La Société Générale a catégoriquement démenti l’ensemble des rumeurs qui avaient été propagées hier, selon lesquelles le groupe serait au bord de la faillite et aussi selon lesquelles Groupama serait sorti du capital.
Nous avons eu au téléphone une des responsables du groupe, qui nous a assuré du caractère infondé de ces rumeurs.
Rappelons que nous avons écrit hier que “il nous parait hautement improbable que la Société Générale fasse faillite, là, de suite.”

Nous avions appelé, par prudence, à ne pas utiliser de trackers et warrants émis par la Société Générale.
Suite à ces propos rassurants, nous revenons sur cette recommandation. Les trackers et warrants de la Société Générale ne risquant pas d’être suspendus du jour au lendemain
Par contre, compte-tenu des risques qui pèsent sur le système bancaire français dans son ensemble, nous recommandons toujours de diversifier les avoirs sur plusieurs banques et donc de ne pas avoir “tous ses oeufs dans le même panier”

Ci-dessous, vous trouverez l’intégralité du communiqué de la Société Générale :

SOCIÉTÉ GÉNÉRALE DÉMENT CATÉGORIQUEMENT ET AVEC LA PLUS EXTRÊME VIGUEUR TOUTES LES RUMEURS DE MARCHÉ, TOTALEMENT INFONDÉES, AYANT AFFECTÉ CE JOUR SON COURS DE BOURSE.

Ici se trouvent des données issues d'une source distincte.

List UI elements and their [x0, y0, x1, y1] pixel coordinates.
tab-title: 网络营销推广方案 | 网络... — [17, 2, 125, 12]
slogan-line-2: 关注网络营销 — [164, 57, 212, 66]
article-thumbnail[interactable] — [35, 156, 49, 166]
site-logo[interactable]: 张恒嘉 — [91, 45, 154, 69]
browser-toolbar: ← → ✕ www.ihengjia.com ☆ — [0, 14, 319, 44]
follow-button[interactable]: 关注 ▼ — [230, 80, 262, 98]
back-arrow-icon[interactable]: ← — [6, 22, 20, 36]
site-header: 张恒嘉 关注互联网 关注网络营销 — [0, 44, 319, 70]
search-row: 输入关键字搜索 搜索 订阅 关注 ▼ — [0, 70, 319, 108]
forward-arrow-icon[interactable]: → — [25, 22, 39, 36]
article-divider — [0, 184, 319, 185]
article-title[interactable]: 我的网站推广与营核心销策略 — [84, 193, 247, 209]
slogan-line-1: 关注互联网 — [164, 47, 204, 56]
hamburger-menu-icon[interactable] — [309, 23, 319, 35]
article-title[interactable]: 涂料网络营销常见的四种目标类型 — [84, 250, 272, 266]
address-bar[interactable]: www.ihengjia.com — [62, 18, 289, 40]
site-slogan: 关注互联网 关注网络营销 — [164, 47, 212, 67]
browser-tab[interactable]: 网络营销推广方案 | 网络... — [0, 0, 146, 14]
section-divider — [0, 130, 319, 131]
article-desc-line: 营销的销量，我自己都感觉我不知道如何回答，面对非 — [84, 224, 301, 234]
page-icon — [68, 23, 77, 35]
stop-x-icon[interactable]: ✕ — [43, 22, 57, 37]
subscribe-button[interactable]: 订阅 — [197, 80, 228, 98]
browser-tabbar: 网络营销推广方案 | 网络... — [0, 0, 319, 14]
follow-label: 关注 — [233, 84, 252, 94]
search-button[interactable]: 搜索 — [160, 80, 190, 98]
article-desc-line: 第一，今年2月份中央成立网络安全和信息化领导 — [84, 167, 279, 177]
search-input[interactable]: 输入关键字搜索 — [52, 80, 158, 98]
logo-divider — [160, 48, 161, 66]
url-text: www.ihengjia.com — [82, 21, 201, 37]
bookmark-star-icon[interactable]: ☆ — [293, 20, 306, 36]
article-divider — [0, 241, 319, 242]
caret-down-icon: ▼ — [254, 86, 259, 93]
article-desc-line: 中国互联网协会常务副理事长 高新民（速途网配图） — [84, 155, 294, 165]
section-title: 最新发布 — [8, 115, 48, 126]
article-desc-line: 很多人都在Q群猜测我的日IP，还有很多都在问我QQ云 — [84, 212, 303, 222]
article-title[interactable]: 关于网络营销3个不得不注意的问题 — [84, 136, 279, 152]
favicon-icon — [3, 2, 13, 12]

Société Générale réaffirme la solidité des résultats publiés la semaine dernière à 1,6 milliards d’euros sur le premier semestre, tout en absorbant l’impact du plan d’aide à la Grèce, en dépréciant la totalité de ses obligations d’État grecques à hauteur de 21% (le Groupe ne détient pas de dettes souveraines grecques à échéance postérieure à 2020). Ces résultats ont permis de renforcer sa structure financière avec un Core Tier One qui se situe au niveau élevé de 9,3%.
Société Générale réaffirme sa capacité à dégager dans le futur des résultats solides, confirmée par les performances de juillet et début août, grâce à la qualité de ses fonds de commerce et à la gestion prudente de ses risques, notamment dans cet environnement chahuté. Le Groupe souligne également sa faible exposition aux dettes souveraines des pays dits périphériques de la zone euro. Enfin, elle rappelle l’exécution de la quasi totalité de son plan de financement 2011 et l’ampleur de ses actifs éligibles et disponibles au refinancement des banques centrales.
Société Générale a saisi ce jour l’AMF pour lui demander d’ouvrir une enquête sur l’origine de ces rumeurs qui portent gravement atteinte à l’intérêt de ses actionnaires.